Le Borse hanno reagito tutto sommato bene al voto tedesco, specialmente Francoforte. C’è molta Europa nella visione del prossimo cancelliere, ma i problemi di Berlino sono tanti e potranno persino aggravarsi
Per la Germania è una svolta, su questo ci sono pochi dubbi. L’affermazione di Friedrich Merz, leader della Cdu, alle elezioni federali tedesche apre scenari potenzialmente inediti per quella che è, ancora e a tutti gli effetti, la forza economica più importante d’Europa. E questo nonostante Berlino stia vivendo una delle peggiori crisi industriali degli ultimi decenni, a cominciare dal tunnel dentro il quale è finito l’intero settore automobilistico, schiacciato dalla pressa cinese e incapace di reagire alla sfida dell’euro elettrica.
L’UMORE DEI MERCATI
Tanto per cominciare, i mercati, che come sempre hanno l’occhio lungo in concomitanza con i grandi appuntamenti elettorali. Le borse europee si sono mostrate fin dalle prime ore del mattino abbastanza toniche, con Francoforte che ha reagito al voto tedesco con un +0,84%, seguita da Milano, anch’essa di buon umore, a +0,2%. Positiva anche Londra che ha guadagnato alle prime contrattazioni lo 0,14%, mentre Parigi ha ceduto lo 0,25%. E anche sul mercato del debito la situazione è rimasta tutto sommato positiva, con lo spread Btp/Bund inchiodato sotto i 110 punti base. Tutto questo porta a una prima conclusione: il messaggio fortemente europeista di Merz, futuro cancelliere sempre che si riesca a formare un nuovo governo, piace ai listini e agli investitori.
L’EUROPA SECONDO MERZ
Che ci sia tanta Europa nella visione di Merz è fuori di dubbio. Quello che però sembra essere il canovaccio della sua politica è la maggiore indipendenza, energetica, industriale, dunque strategica. Il che si sposa bene con un’altra concezione, quella di Mario Draghi. Sul tavolo di Bruxelles, per esempio, c’è la proposta di Ursula von der Leyen di escludere le spese militari dal Patto di Stabilità. Ma Merz, atlantista e comunque fautore del rigore fiscale, potrebbe cadere vittima di quella disciplina di bilancio tutta tedesca, che mal si concilia con gli investimenti.

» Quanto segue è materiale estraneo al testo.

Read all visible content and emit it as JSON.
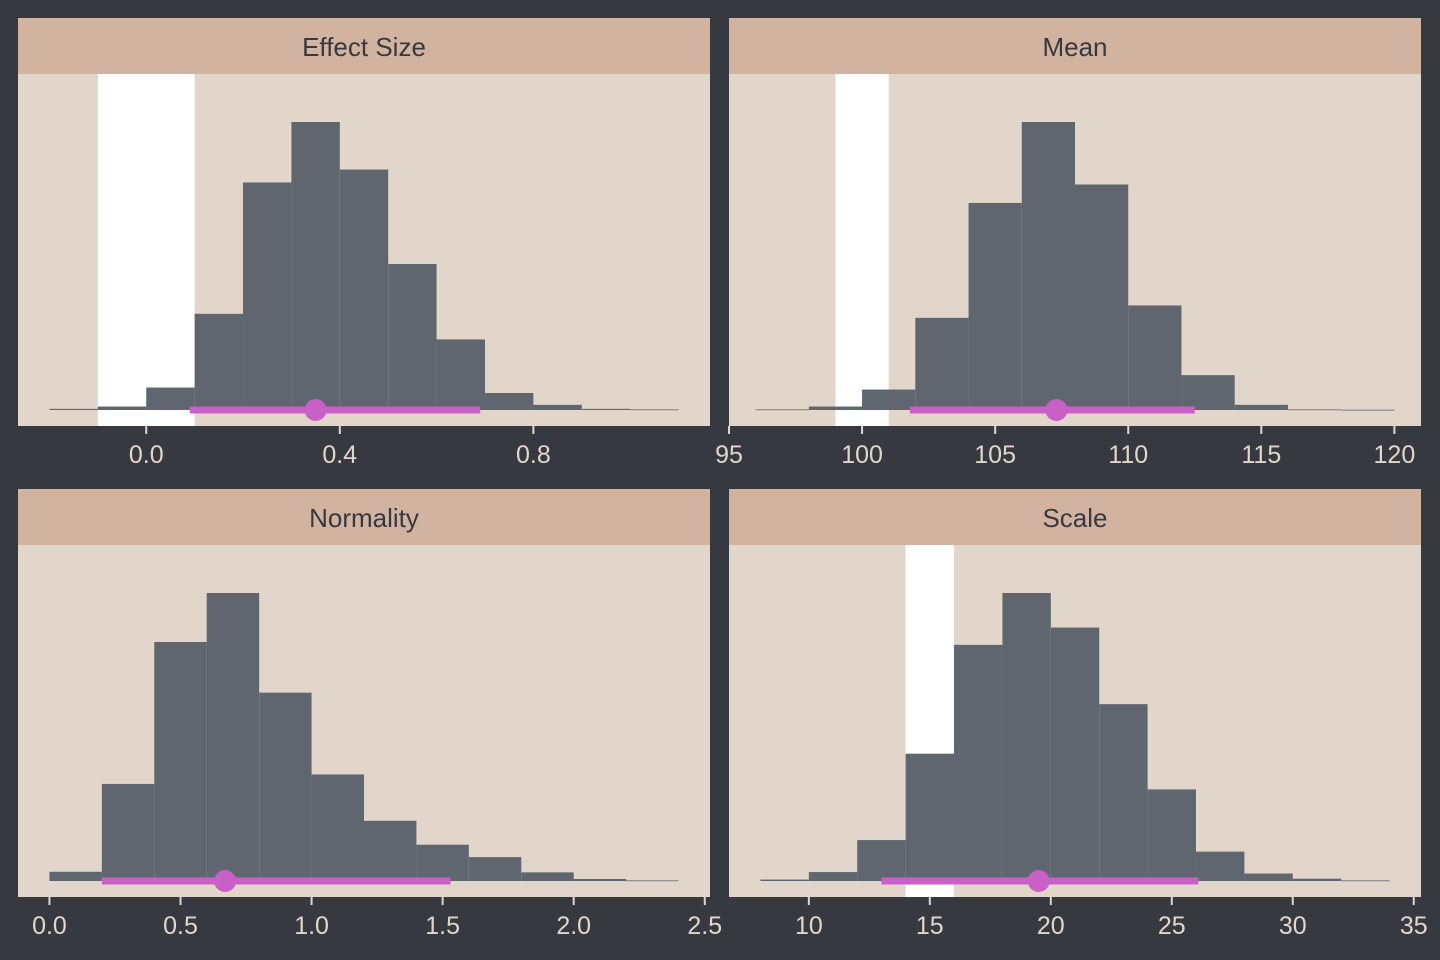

Per questo Berlino dovrà necessariamente trovare un equilibrio tra disciplina fiscale e stimolo industriale, tra salvaguardia dei propri conti e consapevolezza che senza crescita, e la Germania ne ha un gran bisogno, non c’è futuro. Tutto questo chiama in causa anche l’Italia, per cui la Germania rappresenta il primo mercato di sbocco delle esportazioni. Inoltre, la sostenibilità del modello sociale tedesco è in pericolo: l’invecchiamento della popolazione e l’aumento della spesa per pensioni e sanità rendono necessaria una riforma del welfare.
LA GRANDE SFIDA CONTRO IL DECLINO TEDESCO
Insomma, alla fine tutto conduce alla lotta contro il declino industriale tedesco. Le imprese tedesche, impensabile fino a qualche anno fa, soffrono oggi di quella che i leader aziendali e sindacali definiscono una crisi di competitività determinata da carenze infrastrutturali, eccesso di burocrazia ed elevati costi energetici dopo l’invasione dell’Ucraina da parte di Mosca, dal cui gas Berlino era eccessivamente dipendente. Il governo di coalizione di Olaf Scholz, al potere dal 2021, ha ridotto notevolmente tale dipendenza, ma pagando di più il gas importato.
Nel frattempo, le auto tedesche sono diventate relativamente più costose, soprattutto rispetto alla Cina che da mercato di sbocco è diventata un agguerrito competitor nel settore automobilistico. Da due anni l’economia tedesca è per tutti questi motivi in recessione e ora le cose potrebbero peggiorare ulteriormente con la prospettiva della guerra commerciale legata ai dazi annunciati dagli Usa. I tedeschi, anche per questo, sono a votare pensando principalmente all’economia. E ora la palla passa a Merz.